Baltimore Chronicle
- Type: Alternative newspaper
- Founded: 1976 (as Baltimore Chronicle)
- Headquarters: Baltimore, Maryland, U.S.
- Website: baltimorechronicle.com

= Baltimore Chronicle =

Alternative newspaper in Baltimore, Maryland

The Baltimore Chronicle, founded as The City Dweller, is a small free, independent, monthly alternative newspaper, published in Baltimore, Maryland. It was founded by Larry Krause in April 1973 and incorporated as Schenley Press, Inc. in 1976, when the paper adopted its present name. Its purpose is to air different points of view, with special focus on controversial stories.

All of the paper's writers are free contributors. Over the years, it expanded to serve 27 different communities in Baltimore, and fostered local writers and provided internships for high school and college students. In 2004, it had a circulation of about 28,000.

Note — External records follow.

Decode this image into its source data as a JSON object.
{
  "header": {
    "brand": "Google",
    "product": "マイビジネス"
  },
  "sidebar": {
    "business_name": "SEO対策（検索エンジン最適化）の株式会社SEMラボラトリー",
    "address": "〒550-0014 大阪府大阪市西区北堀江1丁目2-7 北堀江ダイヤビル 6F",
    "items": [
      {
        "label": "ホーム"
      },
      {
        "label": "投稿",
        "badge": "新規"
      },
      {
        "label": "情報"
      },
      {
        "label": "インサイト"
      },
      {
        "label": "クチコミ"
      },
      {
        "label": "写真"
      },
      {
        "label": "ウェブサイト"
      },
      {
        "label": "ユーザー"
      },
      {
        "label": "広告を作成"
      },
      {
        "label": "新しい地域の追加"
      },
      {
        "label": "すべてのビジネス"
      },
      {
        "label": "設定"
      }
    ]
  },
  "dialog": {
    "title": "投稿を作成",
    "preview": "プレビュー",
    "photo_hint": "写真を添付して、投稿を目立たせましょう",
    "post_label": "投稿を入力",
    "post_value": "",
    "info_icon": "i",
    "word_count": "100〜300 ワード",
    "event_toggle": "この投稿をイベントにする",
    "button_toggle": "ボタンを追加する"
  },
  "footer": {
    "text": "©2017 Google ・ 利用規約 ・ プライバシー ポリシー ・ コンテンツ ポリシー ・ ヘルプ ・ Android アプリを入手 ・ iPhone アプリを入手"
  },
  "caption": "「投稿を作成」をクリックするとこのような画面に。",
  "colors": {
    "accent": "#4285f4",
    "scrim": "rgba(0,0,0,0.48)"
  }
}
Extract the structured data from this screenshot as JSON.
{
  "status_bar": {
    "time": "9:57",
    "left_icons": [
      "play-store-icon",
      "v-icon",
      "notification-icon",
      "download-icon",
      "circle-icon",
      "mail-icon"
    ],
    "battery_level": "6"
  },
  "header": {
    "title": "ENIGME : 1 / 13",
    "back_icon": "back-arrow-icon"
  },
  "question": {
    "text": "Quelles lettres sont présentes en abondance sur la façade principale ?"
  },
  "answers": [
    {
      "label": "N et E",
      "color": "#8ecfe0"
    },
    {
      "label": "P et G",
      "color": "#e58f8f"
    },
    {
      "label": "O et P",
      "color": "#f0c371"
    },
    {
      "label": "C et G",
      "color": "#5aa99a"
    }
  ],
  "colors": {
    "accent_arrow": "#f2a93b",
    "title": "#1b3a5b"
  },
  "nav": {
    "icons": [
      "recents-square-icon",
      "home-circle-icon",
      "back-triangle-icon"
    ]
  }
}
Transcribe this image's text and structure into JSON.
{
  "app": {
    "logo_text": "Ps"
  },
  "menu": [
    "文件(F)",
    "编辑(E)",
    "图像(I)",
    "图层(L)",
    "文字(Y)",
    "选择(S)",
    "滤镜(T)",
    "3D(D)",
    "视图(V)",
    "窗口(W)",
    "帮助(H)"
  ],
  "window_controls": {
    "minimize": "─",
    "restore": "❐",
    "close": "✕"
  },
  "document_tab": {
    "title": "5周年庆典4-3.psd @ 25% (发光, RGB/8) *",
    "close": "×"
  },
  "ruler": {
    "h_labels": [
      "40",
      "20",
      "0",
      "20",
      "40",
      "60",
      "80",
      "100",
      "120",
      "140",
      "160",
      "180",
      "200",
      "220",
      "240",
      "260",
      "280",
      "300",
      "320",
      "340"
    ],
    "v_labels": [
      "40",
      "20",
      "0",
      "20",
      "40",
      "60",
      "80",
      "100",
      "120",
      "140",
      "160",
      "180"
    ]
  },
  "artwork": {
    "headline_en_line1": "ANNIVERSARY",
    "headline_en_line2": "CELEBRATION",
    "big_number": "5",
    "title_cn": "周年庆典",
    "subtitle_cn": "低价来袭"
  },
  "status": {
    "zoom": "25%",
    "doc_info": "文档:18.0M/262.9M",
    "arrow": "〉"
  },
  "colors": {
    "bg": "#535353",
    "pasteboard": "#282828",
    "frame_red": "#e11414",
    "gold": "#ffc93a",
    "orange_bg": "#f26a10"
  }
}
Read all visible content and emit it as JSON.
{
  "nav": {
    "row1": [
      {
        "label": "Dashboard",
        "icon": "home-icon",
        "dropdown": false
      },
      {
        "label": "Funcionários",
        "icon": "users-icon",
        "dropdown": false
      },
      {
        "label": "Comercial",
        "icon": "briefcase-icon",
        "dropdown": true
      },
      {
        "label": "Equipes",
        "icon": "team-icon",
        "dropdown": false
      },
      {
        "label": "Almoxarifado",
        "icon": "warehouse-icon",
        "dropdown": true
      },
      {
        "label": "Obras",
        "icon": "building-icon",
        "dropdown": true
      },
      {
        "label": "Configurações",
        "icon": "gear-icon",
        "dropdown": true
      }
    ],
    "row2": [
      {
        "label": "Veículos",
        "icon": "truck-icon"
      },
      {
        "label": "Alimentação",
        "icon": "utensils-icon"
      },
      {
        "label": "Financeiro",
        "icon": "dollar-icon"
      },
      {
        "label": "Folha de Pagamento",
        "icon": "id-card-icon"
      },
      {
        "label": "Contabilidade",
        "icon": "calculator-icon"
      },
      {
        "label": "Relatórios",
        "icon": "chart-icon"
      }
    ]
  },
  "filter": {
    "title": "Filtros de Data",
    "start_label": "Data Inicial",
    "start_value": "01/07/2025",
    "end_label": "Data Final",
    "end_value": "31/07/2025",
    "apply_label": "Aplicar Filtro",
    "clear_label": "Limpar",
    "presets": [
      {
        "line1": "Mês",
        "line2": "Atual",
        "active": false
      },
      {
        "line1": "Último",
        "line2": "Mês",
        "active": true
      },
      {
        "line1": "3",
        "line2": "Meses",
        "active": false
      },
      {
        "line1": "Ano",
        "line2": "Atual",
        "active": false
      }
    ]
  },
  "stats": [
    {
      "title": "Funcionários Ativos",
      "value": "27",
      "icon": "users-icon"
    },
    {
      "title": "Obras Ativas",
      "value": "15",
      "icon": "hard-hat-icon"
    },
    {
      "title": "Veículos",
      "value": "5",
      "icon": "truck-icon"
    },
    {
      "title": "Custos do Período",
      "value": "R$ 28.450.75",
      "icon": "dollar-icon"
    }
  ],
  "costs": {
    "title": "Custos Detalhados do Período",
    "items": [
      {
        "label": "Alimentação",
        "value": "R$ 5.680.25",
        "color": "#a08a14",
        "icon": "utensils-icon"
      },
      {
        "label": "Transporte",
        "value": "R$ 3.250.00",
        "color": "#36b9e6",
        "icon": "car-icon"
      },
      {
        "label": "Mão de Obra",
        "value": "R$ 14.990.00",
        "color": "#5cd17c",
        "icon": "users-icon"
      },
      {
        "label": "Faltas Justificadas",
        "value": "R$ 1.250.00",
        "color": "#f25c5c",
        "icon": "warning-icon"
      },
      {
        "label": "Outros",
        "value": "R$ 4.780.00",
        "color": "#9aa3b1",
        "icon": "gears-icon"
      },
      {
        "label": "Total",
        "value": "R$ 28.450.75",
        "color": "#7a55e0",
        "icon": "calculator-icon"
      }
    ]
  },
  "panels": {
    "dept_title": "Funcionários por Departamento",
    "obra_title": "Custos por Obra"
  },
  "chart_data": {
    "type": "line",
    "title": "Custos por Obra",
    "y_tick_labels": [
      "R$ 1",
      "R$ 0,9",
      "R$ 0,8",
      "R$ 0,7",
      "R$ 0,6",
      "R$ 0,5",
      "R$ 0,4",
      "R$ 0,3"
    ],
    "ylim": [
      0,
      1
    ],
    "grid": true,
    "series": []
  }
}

In the early 1980s, the Chronicle added national and international reporting and commentary, seeking to supplement the news then locally available. In 1989, Krause and others established the nonprofit Baltimore News Network, Inc., which began publishing The Sentinel, a small newspaper that highlighted peace and social justice news and views and which, due to its nonprofit status, was able to obtain reprint permissions that were otherwise unavailable to the Chronicle. The Chronicle returned to its primarily local beat, carrying the Sentinel as an insert.

In 1995, the Chronicle established its website. At first, this site mirrored the print reportage in the Chronicle and Sentinel; gradually, the site began posting daily, becoming a far more extensive and timely source of news and views.

In 2003, the Baltimore Chronicle was acquired by Baltimore News Network, Inc. and the print edition ceased. Others active during the long tenure of the newspaper include Alice Cherbonnier, its managing editor and wife of Larry Krause, and her brother, Marc Cherbonnier, the webmaster.